The museum’s team said Far Ralia’s “biodiversity intactness index” would increase from 51% at present to 94% in about 75 years – a figure land reform campaigners with Parkswatch Scotland decried as crude and badly evidenced.

The estate agency Knight Frank has told potential buyers they can use it to sell carbon credits, a mechanism corporations use to continue emitting CO2. A Guardian investigation last year found most carbon offset projects were “likely junk”.

Knight Frank forecasts that up to 1.5m trees can be planted, offsetting 346,000 tonnes of carbon over the next 100 years. Unusually, the estate’s next owner will have very little work to do to earn the carbon credits because nearly all the planting is completed or under way.

The trust is selling all its properties and investments after a steep fall in profits from property and rising costs. Abrdn and its predecessor Standard Life had run the trust for 20 years. It was seen as one of its flagship investment vehicles.
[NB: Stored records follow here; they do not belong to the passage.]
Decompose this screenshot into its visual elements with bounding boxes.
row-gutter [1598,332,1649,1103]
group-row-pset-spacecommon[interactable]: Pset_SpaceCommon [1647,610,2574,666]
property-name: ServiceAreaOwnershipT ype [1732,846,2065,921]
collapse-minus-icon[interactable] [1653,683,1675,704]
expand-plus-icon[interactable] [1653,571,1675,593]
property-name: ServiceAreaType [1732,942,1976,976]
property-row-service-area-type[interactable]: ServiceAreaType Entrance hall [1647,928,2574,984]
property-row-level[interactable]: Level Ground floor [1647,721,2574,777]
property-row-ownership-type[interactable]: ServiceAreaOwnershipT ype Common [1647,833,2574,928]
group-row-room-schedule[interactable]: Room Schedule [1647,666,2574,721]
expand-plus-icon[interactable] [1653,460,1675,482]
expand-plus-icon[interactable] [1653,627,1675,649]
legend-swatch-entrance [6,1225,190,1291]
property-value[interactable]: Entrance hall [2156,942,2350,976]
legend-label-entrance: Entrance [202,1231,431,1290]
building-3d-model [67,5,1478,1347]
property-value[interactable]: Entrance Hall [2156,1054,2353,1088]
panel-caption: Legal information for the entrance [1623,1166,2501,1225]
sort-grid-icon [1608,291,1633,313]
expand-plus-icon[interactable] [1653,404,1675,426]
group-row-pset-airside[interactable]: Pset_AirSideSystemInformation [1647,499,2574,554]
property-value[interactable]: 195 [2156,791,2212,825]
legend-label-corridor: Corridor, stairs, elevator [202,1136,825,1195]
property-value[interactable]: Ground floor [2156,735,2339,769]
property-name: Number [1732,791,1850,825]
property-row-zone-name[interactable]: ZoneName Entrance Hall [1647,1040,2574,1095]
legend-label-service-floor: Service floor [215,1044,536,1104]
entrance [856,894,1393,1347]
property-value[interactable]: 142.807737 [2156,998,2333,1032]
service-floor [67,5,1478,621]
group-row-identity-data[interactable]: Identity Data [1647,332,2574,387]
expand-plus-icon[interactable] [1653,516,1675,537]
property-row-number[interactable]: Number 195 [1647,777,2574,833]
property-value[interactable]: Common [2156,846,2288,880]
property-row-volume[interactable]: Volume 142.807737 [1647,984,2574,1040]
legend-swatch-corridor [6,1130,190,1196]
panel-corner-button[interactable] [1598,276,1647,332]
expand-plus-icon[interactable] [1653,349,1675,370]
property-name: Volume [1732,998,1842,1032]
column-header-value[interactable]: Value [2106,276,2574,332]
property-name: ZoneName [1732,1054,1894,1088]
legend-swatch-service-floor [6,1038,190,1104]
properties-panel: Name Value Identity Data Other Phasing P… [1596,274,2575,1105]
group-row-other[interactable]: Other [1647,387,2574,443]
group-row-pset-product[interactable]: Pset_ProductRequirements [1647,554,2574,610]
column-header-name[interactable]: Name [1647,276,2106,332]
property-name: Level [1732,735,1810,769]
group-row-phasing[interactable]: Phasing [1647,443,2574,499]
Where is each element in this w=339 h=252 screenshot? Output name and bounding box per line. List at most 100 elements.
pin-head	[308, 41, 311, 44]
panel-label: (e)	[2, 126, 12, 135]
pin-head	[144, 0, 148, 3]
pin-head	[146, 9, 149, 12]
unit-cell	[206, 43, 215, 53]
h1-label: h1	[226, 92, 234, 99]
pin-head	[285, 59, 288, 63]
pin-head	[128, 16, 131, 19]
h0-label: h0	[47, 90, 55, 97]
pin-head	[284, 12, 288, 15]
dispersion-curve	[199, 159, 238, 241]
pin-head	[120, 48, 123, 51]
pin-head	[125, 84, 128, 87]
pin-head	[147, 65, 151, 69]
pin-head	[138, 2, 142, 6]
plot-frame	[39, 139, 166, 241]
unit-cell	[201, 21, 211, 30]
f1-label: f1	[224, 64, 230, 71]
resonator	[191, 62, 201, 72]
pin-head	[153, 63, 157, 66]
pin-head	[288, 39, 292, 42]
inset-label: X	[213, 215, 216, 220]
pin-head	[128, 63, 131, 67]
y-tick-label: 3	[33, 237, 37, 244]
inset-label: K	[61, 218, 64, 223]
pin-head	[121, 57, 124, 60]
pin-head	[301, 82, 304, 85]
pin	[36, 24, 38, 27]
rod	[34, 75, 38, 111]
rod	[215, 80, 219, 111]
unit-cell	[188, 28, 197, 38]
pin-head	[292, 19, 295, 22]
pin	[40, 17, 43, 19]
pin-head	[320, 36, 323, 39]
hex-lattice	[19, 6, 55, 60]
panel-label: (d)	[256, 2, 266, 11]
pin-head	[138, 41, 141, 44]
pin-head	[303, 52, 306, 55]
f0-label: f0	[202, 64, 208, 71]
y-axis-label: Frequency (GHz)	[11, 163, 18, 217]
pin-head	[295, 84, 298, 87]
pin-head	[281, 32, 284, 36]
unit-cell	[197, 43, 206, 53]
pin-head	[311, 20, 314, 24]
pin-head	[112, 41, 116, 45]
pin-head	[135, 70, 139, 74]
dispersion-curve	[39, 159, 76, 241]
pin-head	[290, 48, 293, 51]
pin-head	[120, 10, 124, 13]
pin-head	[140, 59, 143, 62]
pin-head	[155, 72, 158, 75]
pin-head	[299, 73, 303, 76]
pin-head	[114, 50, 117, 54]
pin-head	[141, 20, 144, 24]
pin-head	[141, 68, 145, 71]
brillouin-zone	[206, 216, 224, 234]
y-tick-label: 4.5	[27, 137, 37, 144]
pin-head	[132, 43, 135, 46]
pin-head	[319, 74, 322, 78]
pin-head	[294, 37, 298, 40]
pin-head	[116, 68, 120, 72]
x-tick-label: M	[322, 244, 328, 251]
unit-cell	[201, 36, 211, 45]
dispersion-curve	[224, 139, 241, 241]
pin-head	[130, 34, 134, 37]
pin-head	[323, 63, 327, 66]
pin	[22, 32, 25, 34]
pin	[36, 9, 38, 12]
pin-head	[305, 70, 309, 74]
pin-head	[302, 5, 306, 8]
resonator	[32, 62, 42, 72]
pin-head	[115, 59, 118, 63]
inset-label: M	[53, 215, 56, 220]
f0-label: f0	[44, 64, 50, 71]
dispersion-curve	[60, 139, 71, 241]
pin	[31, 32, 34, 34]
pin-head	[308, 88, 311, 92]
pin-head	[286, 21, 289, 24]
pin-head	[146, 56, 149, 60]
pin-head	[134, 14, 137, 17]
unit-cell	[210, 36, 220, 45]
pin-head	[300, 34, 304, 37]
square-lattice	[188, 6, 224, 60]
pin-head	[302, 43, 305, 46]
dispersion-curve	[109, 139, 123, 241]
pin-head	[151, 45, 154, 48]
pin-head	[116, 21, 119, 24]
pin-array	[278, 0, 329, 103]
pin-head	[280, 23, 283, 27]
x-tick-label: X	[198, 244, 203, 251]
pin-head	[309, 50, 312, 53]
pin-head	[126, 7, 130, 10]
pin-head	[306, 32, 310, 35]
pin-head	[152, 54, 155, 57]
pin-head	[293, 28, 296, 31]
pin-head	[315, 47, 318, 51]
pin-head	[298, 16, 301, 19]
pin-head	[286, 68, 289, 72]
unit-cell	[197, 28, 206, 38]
Fraser Green, Abrdn’s head of natural capital investment, said: “Stakeholders of all kinds, including investors, are increasingly conscious of the need to better manage their carbon footprint and investing in environmentally beneficial projects can play a useful role in helping them do that.”

Andy Wightman, a land reform campaigner, said the sudden sale suggested Far Ralia was simply “another get-rich-quick scheme”.

“National parks should be centres of excellence in nature restoration but this is best done by placing legal duties on all landowners to restore nature rather than relying on financial schemes by offshore property investors.”